At a table off to the side, an audio engineer was earnestly experimenting with what we guessed were volume levels. We introduced ourselves to a stout, hirsute young man wearing a black shirt, black socks and shoes, and a white acetate tie and white suit with bell-bottomed trousers, who was to be the real star of the show, "Eugene Oregon," although his real name was Paul Schindler.
We began by asking him, while the engineer in the corner of the stage cried "You're back-feeding!" to one person or another, what "live taping" meant. "Live taping," Paul said, "means that whatever happens, the tape will roll." Paul supplied us with the names of the other participants in the taping. Alan Baumgardner would be organist and would supply a number of falsetto voices as need arose. Harry Klein, who was pacing behind a podium, would be the announcer. The engineer's name was Jeff Rubin. At the other side of the stage from the engineer's table sat a young woman in jeans and -a sweat shirt with "MIT Stud House" lettered upon it in white: Paul's fiancée, Sherry Grobstein. She held a number of signs upon which appeared the words, "Laugh," Clap," "Clap a Lot," or "Hiss," one of which she would hold up on occasion during the upcoming taping.
It was by now 2:30. Some five or six persons had appeared, and would comprise the audience.
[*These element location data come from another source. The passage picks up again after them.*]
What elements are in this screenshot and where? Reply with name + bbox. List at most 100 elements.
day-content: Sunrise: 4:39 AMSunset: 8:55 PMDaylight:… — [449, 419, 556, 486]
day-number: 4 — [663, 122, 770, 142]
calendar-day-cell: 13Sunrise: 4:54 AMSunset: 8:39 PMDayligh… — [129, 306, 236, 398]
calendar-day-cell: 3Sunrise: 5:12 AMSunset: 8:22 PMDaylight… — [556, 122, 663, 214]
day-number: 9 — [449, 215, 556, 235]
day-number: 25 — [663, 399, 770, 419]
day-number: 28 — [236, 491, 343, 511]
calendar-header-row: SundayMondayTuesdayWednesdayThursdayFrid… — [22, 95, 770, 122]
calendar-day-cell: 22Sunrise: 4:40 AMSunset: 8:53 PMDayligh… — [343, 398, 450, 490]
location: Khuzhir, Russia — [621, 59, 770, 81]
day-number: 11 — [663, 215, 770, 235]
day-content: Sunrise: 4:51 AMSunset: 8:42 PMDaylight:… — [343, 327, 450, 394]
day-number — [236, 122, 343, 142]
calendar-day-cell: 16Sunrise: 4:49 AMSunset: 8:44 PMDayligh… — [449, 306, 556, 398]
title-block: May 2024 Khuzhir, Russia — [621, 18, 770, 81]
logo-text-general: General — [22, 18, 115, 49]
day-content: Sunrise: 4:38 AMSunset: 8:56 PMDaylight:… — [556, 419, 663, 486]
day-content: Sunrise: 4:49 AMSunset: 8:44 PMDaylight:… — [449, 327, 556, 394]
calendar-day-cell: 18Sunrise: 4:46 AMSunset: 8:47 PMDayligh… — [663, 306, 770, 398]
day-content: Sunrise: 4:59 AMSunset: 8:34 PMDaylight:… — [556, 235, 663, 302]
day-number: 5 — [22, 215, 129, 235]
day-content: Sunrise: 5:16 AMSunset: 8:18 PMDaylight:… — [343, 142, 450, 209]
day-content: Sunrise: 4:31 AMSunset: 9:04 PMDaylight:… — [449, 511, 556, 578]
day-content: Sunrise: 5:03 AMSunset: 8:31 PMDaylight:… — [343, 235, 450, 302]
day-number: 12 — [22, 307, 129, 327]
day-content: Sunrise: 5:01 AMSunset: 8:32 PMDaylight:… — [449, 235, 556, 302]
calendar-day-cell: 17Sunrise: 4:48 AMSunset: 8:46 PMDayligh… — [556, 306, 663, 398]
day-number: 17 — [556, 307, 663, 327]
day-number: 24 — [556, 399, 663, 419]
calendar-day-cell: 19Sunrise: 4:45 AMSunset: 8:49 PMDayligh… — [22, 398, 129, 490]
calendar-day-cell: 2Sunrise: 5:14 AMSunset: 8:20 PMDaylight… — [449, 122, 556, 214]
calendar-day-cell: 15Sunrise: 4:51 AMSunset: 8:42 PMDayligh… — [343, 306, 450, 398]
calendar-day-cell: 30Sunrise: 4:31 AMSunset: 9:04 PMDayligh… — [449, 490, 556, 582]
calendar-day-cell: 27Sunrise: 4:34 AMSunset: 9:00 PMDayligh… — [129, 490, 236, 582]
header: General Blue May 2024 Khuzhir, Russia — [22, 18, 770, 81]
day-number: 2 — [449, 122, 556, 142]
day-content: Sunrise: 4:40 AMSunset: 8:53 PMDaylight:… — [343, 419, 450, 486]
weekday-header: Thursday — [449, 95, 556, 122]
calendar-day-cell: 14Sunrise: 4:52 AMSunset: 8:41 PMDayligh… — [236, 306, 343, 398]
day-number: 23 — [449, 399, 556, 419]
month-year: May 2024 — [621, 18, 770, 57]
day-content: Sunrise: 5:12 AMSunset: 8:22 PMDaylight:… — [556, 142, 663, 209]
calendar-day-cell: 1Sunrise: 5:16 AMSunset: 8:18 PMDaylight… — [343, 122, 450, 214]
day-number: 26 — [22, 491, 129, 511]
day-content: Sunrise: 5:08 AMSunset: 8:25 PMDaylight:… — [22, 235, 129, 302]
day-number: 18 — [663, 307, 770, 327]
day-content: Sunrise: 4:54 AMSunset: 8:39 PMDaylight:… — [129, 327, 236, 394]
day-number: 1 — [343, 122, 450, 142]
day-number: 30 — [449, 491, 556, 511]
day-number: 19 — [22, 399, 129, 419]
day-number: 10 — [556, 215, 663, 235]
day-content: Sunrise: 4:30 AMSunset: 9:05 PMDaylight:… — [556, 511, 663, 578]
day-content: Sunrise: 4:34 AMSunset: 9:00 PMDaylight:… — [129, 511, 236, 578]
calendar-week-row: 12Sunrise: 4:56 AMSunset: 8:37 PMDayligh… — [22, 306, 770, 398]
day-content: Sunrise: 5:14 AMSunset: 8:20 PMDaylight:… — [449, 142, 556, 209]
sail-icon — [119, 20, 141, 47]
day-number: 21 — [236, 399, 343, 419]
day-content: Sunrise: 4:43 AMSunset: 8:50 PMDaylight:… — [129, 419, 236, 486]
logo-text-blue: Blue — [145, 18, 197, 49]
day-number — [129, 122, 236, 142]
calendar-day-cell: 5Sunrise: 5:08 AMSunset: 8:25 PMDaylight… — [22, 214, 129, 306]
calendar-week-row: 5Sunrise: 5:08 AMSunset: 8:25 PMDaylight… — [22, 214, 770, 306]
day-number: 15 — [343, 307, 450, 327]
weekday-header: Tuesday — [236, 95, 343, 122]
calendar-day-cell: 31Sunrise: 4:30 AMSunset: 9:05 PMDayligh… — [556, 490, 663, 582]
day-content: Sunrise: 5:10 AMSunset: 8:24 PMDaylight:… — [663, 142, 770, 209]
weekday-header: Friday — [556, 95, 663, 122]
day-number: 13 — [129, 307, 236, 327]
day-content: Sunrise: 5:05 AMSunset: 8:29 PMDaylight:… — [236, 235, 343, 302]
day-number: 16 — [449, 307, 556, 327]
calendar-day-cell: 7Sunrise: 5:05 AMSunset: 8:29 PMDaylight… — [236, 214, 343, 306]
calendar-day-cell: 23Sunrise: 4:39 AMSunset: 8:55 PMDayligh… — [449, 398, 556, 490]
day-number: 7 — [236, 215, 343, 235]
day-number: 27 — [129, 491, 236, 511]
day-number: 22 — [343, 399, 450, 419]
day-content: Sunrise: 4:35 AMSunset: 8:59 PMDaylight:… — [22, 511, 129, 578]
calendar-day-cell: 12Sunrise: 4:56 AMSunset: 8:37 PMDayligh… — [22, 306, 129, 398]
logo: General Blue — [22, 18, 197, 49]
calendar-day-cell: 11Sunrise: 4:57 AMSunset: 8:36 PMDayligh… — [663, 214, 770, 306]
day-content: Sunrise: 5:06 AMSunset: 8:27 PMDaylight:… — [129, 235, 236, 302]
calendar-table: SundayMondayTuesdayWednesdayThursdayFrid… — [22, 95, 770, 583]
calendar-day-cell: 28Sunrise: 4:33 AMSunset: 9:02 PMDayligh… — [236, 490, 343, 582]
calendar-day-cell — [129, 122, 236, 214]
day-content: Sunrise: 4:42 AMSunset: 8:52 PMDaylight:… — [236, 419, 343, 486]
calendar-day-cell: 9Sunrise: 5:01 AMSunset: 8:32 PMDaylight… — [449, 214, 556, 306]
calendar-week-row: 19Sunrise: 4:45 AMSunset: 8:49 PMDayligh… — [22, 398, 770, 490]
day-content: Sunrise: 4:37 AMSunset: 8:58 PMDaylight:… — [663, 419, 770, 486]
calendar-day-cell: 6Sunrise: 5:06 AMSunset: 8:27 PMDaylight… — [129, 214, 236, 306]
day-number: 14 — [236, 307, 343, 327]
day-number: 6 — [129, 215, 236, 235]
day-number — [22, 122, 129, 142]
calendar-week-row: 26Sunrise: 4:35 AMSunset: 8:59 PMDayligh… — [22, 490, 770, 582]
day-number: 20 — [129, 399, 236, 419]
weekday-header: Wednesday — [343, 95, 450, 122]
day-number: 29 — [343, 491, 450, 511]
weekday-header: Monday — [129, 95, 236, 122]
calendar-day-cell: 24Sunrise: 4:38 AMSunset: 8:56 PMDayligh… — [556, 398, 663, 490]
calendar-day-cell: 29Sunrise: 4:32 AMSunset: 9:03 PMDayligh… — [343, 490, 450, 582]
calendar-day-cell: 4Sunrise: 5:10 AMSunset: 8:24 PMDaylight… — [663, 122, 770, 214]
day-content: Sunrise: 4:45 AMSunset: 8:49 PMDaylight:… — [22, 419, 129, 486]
While Harry practiced openings ("Hello, hello friends, and welcome to the Eugene Oregon Show - hey, that's not bad!"), Paul briefed the audience. "Clapping for radio is a fine art," Paul said. "There's a way to clap that makes it sound as if there are twice as many people in the audience. You just clap twice as fast." He suggested that the audience practice clapping, and Sherri held up the sign that said "Clap a Lot."
Then Paul said that the audience should practice laughing. "For small jokes we want a small laugh. Every third joke is a big joke."
"Are you ready?" Paul asked Alan at the organ, who rolled a glissando off to his right and said that he was. Suddenly two more persons appeared in the room., swelling the audience's size to ten. "Ten! Alan! What'd I tell you," Harry said. Paul completed his instructions to the audience: "He'll say, 'The New Eugene Oregon Show!' You'll keep clapping until I calm you down." Alan was experimenting with the organ. A chord swelled from an AR-4x monitor speaker, and Alan announced: "That's gonna be as loud as the organ's gonna get."
'"A little lower," said Jeff from the engineering console. Harry, at his announcer's podium, put on a blue, double-breasted pin stripe jacket, and suggested a rehearsal of at least the show's opening. The others agreed, so Harry began. His opening was drowned out by the enthusiasm of the audience upon the mention of the name of the show, and Harry remained inaudible to us (although Jeff could probably manipulate his levels so that the tape would be alright) until he came to the introduction of Eugene Oregon himself. Paul allowed the applause to continue briefly, an embarrassed smile playing across his face, until, glancing at his fiancée, he noticed that she had held the "Laugh" sign aloft. The rehearsal ended. Harry promised to speak louder. From the engineering console, Jeff announced that all was ready. The signal from "Radio City" would travel over “program lines” to the WTBS studio, where, for protection, the sounds would. be placed on tape on both of the studio's venerable Ampex tape recorders, Alpha and Beta. For a moment, everyone was quiet. Then Harry cried: "The Eugene Oregon Show - take one." "They're small," mumbled Paul, and the live taping began.